At evening, when the fierce sun went down behind the great banian tree that
nearly hid Mount Pulei, the kateeb would sound the call to prayer on a hollow
log that hung up before the little palm-thatched mosque. Then Busuk and her
playmates would fall on their faces, while the holy man sang in a soft,
monotonous voice the promises of the Koran, the men of the kampong
answering. “Allah il Allah,” he would sing, and “Mohammed is his prophet,”
they would answer.


Every night Busuk would lie down on a mat on the floor of the house with a
little wooden pillow under her neck, and when she dared she would peep down
through the open spaces in the bamboo floor into the darkness beneath. Once she
heard a low growl, and a great dark form stood right below her. She could see its
tail lashing its sides with short, whip-like movements. Then all the dogs in the
kampong began to bark, and the men rushed down their ladders screaming,
“Harimau! Harimau!” (A tiger! A tiger!) The next morning she found that her
pet dog, Fatima, named after herself, had been killed by one stroke of the great
beast’s paw. Once a monster python swung from a cocoanut tree through the
window of her home, and wound itself round and round the post of her mother’s
loom. It took a dozen men to tie a rope to the serpent’s tail, and pull it out.

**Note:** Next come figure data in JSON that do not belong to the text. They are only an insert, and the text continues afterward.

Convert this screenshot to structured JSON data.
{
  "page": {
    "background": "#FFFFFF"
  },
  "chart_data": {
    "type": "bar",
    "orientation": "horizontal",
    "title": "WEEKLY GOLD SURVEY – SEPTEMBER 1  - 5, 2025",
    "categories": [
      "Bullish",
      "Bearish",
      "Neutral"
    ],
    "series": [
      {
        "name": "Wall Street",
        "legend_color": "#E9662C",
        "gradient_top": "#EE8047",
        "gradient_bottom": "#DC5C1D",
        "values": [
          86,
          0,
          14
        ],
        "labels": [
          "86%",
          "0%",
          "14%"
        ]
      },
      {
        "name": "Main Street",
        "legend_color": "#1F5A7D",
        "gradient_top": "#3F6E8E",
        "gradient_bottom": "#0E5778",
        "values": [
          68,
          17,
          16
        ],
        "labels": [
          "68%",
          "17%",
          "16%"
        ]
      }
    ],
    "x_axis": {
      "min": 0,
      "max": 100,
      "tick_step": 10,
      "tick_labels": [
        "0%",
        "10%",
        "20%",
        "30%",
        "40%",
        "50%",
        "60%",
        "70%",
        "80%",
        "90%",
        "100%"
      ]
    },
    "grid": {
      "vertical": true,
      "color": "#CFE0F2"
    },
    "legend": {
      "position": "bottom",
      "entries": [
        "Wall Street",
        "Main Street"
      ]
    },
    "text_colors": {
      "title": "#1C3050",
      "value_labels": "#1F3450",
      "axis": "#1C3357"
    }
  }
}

Busuk went everywhere astride the punghulo’s broad shoulders as he collected
the taxes and settled the disputes in the little village. She went out into the straits
in the big prau that floated the star and crescent of Johore over its stern, to look
at the fishing-stakes, and was nearly wrecked by a great water-spout that burst
within a few feet of them.


Then she went twice to Johore, and gazed in open-eyed wonder at the palaces of
the Sultan and at the fort in which her uncle was an officer.


“Some day,” she thought, “I may see his Highness, and he may notice me and
smile.” For had not his Highness spoken twice to her father and called him a
good man? So whenever she went to Johore she put on her best sarong and
kabaya> and in her jetty black hair she put the pin her aunt had given her, with a
spray of sweet-smelling chumpaka flower.


When she was four years old she went to the penager to learn to read and write.